Grade I: Contusion or hematoma without devascularization or partial-thickness laceration
Grade II: Laceration <50% circumference
Grade III: Laceration >50% circumference
Grade IV: Transection of the colon
Grade V: Transection with segmental tissue loss or devascularization
Primary repair: Nondestructive colon wounds without devascularization and involving <50% of the bowel wall can be primarily repaired with suture.
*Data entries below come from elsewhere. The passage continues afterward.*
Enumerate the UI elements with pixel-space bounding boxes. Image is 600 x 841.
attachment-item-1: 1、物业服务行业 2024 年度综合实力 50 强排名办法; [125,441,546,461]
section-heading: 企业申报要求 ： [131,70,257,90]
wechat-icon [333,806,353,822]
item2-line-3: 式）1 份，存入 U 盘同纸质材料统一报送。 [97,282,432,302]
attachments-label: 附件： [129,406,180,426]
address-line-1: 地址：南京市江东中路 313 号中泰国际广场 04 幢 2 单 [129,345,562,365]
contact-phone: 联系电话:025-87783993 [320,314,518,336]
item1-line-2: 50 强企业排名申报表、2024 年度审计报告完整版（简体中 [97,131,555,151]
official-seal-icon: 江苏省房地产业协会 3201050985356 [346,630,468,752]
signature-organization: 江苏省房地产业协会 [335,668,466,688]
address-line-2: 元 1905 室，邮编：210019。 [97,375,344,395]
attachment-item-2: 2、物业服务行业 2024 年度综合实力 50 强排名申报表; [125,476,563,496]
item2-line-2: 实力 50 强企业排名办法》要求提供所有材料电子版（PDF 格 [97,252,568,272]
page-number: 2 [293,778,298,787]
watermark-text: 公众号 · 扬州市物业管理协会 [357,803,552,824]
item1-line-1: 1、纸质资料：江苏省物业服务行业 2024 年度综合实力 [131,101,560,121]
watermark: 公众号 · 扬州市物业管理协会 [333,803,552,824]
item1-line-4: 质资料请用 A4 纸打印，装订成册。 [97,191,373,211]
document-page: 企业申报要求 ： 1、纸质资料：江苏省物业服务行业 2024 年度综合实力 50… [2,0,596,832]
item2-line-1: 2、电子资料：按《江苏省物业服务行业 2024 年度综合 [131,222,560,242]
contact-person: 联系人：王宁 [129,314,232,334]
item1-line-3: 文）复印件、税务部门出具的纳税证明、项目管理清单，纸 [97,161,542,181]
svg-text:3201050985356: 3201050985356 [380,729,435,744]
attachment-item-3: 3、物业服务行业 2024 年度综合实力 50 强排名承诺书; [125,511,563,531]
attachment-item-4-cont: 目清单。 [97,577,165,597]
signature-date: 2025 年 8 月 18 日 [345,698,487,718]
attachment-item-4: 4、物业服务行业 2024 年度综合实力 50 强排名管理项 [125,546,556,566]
Resection with primary anastomosis: Destructive wounds that feature devascularization or involve more than 50% of the bowel wall should be resected. In these cases, it is safe to perform a primary reanastomosis in patients with good hemodynamic status, minimal contamination, and minimal comorbidities.
Resection with colostomy formation: Some patients are too sick to undergo primary anastomosis. These are the patients that are in persistent shock, coagulopathic, multiply injured, or affected by other comorbidities. In this situation, it is appropriate to perform a resection with a colostomy.